Las llamadas “zonas muertas” son áreas marinas extensas que no tienen oxígeno y que apoyan los procesos microbianos que eliminan grandes cantidades de nitrógeno, un nutriente clave para la vida de los océanos.

La nueva “zona muerta” hallada en el océano Índico podría tener un impacto en el equilibrio futuro de los nutrientes marinos, indica hoy un estudio divulgado en la revista científica Nature Geocience.

Se tiene constancia de la existencia de esas áreas en las costas occidentales de Norteamérica y Sudamérica, en las de Namibia y en las del Mar de Arabia en el océano Índico.

El nuevo estudio muestra que la Bahía de Bengala (o Golfo de Bengala), ubicada al noreste del Océano Índico, también alberga una “zona muerta” de 60.0000 kilómetros cuadrados, con una profundidad de entre 100 y 400 metros.

La investigación fue realizada por expertos de la Universidad del Sur de Dinamarca, el Instituto Max Planck para la Microbiología Marina, en Bremen, y el Instituto Nacional de Oceanografía de India.

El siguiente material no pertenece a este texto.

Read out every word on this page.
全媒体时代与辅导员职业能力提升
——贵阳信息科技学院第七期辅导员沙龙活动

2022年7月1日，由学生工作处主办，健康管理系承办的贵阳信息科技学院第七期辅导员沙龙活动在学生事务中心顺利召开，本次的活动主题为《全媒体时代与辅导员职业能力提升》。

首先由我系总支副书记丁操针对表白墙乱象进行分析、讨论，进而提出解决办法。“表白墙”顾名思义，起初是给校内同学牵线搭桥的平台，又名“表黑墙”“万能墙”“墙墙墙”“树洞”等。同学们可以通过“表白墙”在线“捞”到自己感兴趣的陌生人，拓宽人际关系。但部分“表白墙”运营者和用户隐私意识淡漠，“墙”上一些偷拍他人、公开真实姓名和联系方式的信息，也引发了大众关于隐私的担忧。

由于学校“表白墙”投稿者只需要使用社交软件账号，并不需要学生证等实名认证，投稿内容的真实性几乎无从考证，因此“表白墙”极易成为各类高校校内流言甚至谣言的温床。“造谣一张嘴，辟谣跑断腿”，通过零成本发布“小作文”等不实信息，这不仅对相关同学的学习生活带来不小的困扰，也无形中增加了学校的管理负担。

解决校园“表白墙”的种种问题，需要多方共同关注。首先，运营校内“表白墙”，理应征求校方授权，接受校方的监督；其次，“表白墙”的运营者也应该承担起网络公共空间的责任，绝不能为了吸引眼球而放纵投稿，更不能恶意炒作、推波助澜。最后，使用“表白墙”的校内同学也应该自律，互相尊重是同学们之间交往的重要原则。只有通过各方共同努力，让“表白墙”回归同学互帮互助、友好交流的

La científica Laura Bristow, responsable del estudio, explicó en declaraciones a Nature que “la Bahía de Bengala ha sido desde hace tiempo un enigma porque las técnicas habituales (de estudio) sugieren que no hay oxígeno en las aguas, pero, pese a esto, no ha habido indicios de que haya pérdidas de nitrógeno como en otras “zonas muertas” de los océanos”.

Empleando nuevas tecnologías, este grupo de expertos demostró que existe algo de oxígeno en aguas de la Bahía de Bengala pero en concentraciones mucho menores que las que pueden ser detectadas por las técnicas estándar y 10.000 veces menores que las halladas en las aguas de la superficie, que están saturadas de aire.

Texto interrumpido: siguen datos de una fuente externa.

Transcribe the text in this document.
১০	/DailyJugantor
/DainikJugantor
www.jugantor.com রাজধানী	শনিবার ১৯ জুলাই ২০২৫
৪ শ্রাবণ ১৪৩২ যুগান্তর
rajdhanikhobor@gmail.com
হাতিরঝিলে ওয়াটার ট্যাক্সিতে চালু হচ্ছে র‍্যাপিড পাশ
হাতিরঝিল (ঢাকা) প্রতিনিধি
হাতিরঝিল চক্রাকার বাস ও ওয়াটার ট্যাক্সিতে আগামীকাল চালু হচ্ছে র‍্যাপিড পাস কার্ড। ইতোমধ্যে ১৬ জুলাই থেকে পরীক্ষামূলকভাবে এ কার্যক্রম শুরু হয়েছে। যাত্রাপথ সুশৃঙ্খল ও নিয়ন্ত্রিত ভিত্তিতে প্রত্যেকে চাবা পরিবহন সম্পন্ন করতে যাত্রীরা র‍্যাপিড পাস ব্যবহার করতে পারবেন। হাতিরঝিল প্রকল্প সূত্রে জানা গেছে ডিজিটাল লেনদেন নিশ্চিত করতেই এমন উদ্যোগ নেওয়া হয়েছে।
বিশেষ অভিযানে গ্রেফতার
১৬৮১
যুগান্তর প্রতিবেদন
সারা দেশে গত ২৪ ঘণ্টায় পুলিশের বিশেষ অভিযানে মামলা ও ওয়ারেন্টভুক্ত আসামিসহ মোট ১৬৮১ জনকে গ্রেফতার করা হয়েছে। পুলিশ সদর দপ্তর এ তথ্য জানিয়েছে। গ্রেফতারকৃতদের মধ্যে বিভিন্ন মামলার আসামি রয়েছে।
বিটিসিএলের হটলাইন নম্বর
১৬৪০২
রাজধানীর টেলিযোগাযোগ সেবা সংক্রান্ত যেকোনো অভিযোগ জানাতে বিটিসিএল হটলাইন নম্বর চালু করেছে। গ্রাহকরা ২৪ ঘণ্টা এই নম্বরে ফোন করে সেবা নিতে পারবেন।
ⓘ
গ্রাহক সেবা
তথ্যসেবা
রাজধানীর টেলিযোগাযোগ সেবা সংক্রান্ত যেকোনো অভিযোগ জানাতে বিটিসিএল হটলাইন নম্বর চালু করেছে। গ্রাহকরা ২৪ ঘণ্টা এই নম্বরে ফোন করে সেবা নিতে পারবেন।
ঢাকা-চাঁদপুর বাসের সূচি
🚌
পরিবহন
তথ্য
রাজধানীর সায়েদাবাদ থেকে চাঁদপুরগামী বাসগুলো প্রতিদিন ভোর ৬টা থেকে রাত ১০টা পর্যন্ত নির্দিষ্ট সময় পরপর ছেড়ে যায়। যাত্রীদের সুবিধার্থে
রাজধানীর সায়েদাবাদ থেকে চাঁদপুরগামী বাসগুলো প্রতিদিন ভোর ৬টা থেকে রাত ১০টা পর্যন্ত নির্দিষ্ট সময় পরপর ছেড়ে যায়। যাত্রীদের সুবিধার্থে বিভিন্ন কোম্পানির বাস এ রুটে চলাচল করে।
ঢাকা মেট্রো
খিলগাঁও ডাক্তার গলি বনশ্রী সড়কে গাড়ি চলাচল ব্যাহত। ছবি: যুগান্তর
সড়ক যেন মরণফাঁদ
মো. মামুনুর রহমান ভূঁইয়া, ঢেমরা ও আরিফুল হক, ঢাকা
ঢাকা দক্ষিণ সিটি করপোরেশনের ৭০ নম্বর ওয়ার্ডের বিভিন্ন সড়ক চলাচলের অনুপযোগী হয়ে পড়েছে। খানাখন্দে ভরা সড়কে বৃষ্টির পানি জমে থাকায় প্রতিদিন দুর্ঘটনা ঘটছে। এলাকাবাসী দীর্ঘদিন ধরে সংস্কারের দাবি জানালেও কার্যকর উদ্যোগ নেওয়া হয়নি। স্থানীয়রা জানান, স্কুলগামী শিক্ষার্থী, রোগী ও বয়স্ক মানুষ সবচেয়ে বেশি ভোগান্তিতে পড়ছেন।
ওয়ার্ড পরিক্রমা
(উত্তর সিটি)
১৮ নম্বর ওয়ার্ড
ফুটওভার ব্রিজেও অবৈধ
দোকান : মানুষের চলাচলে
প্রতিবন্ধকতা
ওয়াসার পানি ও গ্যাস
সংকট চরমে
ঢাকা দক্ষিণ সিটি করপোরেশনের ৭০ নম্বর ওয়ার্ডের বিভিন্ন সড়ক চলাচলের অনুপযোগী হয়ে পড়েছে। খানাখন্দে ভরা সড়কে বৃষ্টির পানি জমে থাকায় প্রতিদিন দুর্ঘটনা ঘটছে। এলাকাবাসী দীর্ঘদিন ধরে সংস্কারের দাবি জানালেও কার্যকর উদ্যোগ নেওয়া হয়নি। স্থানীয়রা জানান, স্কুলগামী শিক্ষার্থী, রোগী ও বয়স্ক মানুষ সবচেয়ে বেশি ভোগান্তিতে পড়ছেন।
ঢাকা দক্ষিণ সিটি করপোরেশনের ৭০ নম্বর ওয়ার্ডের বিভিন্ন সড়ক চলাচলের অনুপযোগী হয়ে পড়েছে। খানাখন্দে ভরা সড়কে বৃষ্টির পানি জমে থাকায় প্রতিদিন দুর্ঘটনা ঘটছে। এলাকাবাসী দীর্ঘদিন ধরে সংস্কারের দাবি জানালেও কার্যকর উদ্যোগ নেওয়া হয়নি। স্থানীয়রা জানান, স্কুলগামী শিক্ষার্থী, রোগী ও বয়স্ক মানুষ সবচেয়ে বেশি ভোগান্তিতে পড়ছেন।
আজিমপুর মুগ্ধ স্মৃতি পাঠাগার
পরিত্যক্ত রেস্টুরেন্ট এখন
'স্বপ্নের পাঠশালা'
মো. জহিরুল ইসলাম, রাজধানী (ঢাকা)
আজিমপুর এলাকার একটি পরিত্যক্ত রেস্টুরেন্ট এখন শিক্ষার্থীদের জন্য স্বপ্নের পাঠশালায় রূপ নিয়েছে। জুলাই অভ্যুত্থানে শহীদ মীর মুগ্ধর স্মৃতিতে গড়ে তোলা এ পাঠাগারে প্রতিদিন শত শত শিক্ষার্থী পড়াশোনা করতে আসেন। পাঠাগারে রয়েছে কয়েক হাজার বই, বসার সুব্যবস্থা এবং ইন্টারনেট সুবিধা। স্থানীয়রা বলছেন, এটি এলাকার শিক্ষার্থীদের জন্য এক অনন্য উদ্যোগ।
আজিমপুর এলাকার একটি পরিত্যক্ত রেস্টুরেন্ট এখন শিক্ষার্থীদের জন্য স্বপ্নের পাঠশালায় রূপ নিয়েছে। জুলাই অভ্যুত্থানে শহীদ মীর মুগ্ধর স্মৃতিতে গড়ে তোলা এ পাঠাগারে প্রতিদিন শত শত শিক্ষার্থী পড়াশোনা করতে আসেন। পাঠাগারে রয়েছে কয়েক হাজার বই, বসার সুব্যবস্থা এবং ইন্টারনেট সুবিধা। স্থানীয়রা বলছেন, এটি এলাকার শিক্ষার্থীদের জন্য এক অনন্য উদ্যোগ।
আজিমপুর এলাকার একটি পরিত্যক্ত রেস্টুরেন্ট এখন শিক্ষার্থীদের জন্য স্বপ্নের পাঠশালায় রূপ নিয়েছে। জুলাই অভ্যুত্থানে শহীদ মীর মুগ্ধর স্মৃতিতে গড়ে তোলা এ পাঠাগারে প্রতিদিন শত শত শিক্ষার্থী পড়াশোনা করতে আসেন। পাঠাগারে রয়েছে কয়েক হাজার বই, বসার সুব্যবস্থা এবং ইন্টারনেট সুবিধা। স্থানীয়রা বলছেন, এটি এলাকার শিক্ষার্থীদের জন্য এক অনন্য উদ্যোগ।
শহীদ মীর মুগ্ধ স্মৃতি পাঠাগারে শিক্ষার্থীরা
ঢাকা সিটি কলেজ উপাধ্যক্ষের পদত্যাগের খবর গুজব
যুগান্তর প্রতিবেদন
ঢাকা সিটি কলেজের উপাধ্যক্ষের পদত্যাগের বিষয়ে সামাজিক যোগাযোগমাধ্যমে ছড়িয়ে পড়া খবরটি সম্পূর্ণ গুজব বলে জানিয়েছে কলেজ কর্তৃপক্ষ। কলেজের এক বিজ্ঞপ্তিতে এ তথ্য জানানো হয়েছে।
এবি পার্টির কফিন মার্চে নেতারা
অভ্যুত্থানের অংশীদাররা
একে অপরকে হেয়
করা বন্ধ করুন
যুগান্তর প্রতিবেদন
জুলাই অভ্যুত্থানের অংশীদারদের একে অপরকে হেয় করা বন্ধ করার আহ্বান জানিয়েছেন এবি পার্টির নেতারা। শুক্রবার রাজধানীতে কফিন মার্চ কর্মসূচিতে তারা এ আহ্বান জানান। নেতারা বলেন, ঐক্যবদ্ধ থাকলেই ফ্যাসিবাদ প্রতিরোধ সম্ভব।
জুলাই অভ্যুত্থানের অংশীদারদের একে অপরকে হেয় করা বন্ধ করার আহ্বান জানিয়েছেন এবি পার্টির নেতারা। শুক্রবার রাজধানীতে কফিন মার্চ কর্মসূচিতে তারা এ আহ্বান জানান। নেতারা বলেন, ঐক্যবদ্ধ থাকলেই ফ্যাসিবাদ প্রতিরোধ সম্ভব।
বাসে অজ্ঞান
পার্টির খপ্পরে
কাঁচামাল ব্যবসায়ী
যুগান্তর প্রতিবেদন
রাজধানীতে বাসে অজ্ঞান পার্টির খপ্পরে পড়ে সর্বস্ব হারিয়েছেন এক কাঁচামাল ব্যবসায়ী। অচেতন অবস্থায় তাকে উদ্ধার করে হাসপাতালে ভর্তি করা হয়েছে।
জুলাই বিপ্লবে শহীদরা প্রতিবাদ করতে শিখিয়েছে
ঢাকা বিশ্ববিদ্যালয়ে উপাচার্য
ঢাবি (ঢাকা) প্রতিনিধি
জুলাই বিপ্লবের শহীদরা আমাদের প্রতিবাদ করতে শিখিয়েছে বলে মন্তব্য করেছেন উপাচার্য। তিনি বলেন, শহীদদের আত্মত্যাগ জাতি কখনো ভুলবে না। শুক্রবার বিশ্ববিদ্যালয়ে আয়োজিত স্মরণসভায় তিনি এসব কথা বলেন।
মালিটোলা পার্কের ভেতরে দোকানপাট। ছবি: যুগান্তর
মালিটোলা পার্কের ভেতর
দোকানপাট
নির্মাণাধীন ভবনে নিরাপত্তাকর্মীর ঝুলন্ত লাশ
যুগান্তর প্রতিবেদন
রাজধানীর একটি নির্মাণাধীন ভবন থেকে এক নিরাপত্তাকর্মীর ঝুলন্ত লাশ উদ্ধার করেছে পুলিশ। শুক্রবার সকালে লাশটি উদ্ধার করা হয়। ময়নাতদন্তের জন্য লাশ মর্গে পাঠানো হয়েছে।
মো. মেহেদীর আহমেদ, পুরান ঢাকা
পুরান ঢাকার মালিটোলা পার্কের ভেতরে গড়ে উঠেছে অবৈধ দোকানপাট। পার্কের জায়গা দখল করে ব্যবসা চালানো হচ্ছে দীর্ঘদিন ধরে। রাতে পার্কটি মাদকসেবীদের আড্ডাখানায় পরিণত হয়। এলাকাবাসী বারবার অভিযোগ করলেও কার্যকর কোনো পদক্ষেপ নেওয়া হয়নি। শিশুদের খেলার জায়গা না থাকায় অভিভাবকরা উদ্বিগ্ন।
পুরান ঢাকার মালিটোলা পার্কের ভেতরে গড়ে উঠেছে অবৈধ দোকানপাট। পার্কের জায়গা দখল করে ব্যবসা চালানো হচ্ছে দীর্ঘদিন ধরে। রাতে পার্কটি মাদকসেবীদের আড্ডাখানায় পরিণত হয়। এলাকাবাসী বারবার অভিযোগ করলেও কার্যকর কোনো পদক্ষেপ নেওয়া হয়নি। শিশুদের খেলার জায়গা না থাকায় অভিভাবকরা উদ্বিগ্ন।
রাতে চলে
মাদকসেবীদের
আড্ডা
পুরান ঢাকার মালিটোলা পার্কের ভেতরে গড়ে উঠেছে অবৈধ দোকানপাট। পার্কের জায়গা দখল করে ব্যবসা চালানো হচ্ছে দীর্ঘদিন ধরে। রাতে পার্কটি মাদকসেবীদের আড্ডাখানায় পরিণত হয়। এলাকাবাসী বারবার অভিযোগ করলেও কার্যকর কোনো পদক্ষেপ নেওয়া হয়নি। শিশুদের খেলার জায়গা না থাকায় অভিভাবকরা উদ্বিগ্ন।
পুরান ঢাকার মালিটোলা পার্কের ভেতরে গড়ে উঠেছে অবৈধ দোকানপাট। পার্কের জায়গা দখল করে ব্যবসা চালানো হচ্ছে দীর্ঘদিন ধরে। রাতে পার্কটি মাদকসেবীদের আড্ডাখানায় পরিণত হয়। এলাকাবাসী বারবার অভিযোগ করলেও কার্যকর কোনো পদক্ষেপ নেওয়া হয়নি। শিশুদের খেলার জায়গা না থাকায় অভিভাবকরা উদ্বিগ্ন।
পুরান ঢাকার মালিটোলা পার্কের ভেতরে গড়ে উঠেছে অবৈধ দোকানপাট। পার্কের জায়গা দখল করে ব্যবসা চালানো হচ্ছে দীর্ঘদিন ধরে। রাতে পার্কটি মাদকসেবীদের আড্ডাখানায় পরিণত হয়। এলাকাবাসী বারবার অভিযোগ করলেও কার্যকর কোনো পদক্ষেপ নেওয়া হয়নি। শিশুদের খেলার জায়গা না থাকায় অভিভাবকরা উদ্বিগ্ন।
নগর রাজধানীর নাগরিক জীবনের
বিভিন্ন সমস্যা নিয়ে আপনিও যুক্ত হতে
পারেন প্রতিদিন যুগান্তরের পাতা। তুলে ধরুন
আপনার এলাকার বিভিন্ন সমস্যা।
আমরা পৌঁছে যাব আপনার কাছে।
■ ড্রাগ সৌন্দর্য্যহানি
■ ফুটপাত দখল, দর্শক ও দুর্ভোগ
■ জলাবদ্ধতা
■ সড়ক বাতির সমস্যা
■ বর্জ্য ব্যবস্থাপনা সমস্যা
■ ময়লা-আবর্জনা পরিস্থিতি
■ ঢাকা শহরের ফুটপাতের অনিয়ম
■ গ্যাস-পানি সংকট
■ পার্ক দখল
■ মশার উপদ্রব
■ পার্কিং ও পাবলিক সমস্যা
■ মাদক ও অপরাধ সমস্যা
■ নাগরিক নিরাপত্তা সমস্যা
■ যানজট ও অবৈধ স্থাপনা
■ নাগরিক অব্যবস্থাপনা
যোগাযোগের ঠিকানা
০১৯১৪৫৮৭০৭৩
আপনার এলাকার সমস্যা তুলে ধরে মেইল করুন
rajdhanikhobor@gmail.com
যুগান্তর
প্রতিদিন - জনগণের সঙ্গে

Según la revista, los científicos también descubrieron que la Bahía de Bengala alberga comunidades de microbios que pueden eliminar nitrógeno así como otras “zonas muertas” e incluso hallaron alguna prueba de que se erradica nitrógeno pero a una tasa muy lenta.

Bristow apuntó que en la Bahía de Bengala “los microbios están dispuestos a eliminar mucho más nitrógeno de lo que hacen, pero las cantidades de oxígeno evitan que lo hagan”.

Por su parte, Wajih Naqvi, co-autor del estudio, afirmó que si desaparecieran “las últimas cantidades de oxígeno, la Bahía de Bengala podría convertirse en un actor global principal en la eliminación de nitrógeno de los océanos”, lo que podría afectar al equilibrio marino y a sus tasas de productividad.

A nivel global, se prevé que el calentamiento de la atmósfera derivado del cambio climático lleve a una expansión de “zonas muertas” en los océanos.